# NLP - Sentiment Analysis for Amazon Product Reviews
# Data Preprocessing

This is the second phase of the project - cleaning and manipulating extracted data from Amazon's review section, hence, we'll read the 'Whey_Protein_Amazon_Scraped_Reviews.csv' file, which represents the scraper's direct output.   

In [1]:
# Import libraries
import pandas as pd
import numpy as np
import math
import matplotlib.pyplot as plt
import seaborn as sns
import re

### Read scraped data (from 10 pages worth of comments in which each page fits a max of 10 comments) per whey protein product currently being sold at Amazon.
There's a total of 3314 rows in the dataset - some products have more reviews than others.

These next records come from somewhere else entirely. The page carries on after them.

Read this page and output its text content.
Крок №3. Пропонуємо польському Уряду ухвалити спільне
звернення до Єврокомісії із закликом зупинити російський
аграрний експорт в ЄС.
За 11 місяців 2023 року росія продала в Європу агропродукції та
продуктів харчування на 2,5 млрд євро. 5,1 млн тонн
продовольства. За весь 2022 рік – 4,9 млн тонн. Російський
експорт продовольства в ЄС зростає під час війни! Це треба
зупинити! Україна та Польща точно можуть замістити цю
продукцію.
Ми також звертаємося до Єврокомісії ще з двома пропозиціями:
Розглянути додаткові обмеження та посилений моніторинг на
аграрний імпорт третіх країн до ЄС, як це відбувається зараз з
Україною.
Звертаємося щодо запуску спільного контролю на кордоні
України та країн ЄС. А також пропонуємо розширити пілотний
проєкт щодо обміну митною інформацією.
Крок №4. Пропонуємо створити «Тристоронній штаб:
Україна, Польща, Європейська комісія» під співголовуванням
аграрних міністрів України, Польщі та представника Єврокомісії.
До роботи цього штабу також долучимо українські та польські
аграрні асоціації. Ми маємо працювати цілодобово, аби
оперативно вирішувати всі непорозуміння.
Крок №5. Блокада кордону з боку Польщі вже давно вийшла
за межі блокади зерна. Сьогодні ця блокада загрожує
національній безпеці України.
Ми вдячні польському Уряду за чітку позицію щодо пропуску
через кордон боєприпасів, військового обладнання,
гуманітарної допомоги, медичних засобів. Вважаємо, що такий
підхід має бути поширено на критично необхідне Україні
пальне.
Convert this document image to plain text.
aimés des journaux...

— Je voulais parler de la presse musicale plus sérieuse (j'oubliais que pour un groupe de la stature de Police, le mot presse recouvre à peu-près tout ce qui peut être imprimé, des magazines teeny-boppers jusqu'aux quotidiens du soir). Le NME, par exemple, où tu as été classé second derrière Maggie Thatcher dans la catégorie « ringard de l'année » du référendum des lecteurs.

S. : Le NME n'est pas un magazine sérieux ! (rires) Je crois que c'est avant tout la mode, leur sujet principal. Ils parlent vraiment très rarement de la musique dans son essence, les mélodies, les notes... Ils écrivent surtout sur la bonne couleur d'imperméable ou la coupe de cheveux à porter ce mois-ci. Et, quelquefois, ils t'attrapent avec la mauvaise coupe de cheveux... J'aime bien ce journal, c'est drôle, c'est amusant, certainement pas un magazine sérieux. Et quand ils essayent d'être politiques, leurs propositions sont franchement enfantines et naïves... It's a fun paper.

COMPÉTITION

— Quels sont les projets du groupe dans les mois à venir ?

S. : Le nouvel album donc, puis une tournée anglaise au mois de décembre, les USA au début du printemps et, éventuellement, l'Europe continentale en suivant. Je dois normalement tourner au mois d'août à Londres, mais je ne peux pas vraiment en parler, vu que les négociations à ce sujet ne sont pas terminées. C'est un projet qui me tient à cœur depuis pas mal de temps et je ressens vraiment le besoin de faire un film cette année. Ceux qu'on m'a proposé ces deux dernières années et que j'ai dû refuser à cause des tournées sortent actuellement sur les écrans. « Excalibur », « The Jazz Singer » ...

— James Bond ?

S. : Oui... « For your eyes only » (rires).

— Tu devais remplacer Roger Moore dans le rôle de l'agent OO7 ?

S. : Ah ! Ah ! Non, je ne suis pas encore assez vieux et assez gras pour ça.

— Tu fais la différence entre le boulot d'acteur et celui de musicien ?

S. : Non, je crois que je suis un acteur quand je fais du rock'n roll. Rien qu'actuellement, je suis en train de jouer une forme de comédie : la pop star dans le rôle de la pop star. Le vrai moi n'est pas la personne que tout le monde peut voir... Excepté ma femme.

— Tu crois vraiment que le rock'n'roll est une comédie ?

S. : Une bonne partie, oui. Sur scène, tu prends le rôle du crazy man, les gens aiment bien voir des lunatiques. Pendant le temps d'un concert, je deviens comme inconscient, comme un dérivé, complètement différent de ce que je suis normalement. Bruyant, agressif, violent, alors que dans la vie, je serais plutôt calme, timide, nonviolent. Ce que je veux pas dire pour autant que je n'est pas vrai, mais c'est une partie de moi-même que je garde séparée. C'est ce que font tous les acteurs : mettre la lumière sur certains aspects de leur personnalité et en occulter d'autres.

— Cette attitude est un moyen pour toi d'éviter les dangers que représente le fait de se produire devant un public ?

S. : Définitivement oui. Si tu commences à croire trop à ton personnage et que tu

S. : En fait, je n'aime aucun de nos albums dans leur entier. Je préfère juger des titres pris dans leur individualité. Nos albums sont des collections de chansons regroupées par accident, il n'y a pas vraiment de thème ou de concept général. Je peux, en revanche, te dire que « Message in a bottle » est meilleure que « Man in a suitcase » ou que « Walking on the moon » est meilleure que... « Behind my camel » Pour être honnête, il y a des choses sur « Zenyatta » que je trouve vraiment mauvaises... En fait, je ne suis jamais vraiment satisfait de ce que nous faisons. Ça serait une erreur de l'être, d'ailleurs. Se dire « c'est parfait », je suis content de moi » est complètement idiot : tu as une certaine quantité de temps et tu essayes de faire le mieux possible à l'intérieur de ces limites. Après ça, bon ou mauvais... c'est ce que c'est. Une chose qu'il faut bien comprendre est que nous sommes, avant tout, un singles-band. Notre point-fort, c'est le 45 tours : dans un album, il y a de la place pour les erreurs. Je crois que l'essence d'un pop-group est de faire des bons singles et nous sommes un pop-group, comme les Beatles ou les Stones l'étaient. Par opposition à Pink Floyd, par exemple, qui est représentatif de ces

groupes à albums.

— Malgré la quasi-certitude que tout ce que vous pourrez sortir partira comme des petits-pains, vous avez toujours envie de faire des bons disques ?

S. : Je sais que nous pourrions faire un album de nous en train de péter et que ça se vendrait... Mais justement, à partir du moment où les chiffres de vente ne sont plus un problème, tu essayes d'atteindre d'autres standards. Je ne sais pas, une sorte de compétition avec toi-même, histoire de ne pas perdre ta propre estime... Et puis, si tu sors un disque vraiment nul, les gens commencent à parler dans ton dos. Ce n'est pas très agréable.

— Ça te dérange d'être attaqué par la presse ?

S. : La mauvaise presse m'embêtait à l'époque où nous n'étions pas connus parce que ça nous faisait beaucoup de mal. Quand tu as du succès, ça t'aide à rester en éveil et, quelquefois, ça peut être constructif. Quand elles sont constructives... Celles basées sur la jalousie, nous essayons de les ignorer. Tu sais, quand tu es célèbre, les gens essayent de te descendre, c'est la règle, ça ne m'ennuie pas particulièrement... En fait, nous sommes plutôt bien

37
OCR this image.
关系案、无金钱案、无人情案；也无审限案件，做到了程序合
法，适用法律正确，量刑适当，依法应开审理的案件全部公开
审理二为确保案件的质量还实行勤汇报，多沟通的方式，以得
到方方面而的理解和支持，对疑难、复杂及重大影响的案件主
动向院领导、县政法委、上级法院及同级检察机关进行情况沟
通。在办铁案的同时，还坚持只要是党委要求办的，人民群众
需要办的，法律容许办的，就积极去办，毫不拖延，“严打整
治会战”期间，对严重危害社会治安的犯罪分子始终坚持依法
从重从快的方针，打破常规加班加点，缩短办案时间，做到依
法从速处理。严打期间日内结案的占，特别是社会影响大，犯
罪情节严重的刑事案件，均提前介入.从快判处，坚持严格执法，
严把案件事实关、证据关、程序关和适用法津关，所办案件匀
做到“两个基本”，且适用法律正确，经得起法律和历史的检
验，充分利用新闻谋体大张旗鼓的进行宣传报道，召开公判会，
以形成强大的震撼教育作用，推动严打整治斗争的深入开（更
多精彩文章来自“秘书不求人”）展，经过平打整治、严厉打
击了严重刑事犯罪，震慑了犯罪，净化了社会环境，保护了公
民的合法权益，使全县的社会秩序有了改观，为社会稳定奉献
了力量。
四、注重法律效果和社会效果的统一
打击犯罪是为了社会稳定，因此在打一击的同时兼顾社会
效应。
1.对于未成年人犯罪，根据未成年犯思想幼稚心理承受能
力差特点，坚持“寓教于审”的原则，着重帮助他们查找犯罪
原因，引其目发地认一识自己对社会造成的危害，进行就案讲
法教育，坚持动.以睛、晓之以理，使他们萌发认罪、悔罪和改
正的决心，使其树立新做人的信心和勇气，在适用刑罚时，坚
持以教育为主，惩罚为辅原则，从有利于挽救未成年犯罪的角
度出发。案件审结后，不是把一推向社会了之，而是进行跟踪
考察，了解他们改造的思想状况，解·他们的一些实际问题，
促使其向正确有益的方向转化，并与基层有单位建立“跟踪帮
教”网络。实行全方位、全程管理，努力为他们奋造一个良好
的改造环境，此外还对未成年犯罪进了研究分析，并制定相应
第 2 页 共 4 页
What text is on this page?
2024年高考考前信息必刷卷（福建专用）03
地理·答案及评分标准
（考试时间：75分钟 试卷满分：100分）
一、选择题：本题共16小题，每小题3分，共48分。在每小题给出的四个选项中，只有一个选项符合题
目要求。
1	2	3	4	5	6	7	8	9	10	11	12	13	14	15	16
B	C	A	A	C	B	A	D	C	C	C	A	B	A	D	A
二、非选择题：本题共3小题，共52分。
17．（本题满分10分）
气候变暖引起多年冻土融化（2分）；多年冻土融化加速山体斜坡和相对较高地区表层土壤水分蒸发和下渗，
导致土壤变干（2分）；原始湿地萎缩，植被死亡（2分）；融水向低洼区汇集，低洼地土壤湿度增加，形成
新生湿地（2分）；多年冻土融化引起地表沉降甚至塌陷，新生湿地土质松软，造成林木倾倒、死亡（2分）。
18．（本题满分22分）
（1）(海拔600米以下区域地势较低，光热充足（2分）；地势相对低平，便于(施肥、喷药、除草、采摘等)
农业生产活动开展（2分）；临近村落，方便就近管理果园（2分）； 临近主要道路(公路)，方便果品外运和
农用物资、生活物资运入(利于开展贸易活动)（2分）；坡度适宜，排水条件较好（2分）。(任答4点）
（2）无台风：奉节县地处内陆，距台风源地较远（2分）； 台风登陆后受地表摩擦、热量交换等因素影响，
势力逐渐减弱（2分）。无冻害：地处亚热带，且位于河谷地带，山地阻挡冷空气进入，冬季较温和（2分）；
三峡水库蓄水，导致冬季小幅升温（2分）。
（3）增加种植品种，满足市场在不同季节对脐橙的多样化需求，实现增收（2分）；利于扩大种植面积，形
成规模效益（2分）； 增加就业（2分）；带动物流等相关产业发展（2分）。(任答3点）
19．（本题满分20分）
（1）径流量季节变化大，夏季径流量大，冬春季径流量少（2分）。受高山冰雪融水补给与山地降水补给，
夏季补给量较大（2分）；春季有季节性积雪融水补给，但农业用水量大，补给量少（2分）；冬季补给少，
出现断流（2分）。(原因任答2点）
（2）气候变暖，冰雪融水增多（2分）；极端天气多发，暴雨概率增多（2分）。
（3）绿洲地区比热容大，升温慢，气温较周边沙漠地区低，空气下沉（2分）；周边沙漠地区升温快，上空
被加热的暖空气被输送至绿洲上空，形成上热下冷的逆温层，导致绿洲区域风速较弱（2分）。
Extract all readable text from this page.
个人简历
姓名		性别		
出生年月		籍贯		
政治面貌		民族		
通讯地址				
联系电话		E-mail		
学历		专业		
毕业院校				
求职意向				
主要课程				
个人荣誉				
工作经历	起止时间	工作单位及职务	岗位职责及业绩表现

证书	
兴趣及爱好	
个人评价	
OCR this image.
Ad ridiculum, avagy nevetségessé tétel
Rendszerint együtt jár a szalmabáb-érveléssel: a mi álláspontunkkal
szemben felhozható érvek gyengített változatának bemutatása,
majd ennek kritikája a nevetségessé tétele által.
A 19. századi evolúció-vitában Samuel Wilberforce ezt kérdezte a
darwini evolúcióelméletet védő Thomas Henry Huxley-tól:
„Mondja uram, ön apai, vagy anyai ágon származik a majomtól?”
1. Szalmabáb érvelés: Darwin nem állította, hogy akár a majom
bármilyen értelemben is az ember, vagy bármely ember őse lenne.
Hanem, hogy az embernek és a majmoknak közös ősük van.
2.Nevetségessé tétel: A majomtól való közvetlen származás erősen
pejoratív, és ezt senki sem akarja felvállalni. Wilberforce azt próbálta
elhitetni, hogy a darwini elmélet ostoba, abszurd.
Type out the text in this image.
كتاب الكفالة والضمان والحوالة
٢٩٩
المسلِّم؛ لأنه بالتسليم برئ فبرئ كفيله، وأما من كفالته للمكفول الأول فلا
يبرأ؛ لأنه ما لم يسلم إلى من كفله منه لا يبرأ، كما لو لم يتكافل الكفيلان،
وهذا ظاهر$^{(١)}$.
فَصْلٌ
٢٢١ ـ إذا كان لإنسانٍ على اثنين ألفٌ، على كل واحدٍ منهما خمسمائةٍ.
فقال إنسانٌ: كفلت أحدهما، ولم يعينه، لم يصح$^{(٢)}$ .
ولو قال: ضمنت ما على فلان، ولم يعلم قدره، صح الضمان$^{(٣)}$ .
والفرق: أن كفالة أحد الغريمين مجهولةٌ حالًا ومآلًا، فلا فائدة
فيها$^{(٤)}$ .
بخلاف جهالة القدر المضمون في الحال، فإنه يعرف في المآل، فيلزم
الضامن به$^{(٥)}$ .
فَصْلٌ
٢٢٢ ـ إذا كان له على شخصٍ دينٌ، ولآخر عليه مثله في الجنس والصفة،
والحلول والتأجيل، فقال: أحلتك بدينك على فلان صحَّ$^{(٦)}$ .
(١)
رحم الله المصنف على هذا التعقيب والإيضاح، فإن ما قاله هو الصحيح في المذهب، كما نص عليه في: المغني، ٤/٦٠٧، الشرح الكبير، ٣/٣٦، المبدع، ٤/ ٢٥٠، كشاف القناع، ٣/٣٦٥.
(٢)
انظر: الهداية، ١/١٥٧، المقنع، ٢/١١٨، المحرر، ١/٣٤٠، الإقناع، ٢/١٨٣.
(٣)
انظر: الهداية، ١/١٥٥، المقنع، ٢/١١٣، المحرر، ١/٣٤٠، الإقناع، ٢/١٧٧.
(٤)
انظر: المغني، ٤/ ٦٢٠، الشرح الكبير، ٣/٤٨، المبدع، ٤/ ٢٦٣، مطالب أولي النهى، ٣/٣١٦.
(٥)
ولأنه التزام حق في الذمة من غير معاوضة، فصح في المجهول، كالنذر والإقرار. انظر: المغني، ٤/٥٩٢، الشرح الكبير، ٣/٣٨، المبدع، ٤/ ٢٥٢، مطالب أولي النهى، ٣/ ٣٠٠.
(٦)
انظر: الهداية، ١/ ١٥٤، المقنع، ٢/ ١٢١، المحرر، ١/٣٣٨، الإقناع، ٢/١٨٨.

The columns available/required for the analysis are the following:
1. ID
2. Product_Name
3. Date
4. Rating_Score
5. Reviews
6. Link
7. Product ID (note that some product ID's are linked to the same 'Product Name')

In [2]:
# Read scraped results from CSV
df = pd.read_csv('Whey_Protein_Amazon_Scraped_Reviews.csv')

# Assign name to unnamed col. - for later use in Sentiment analysis 
df.rename(columns = {'Unnamed: 0': 'ID'}, inplace = True)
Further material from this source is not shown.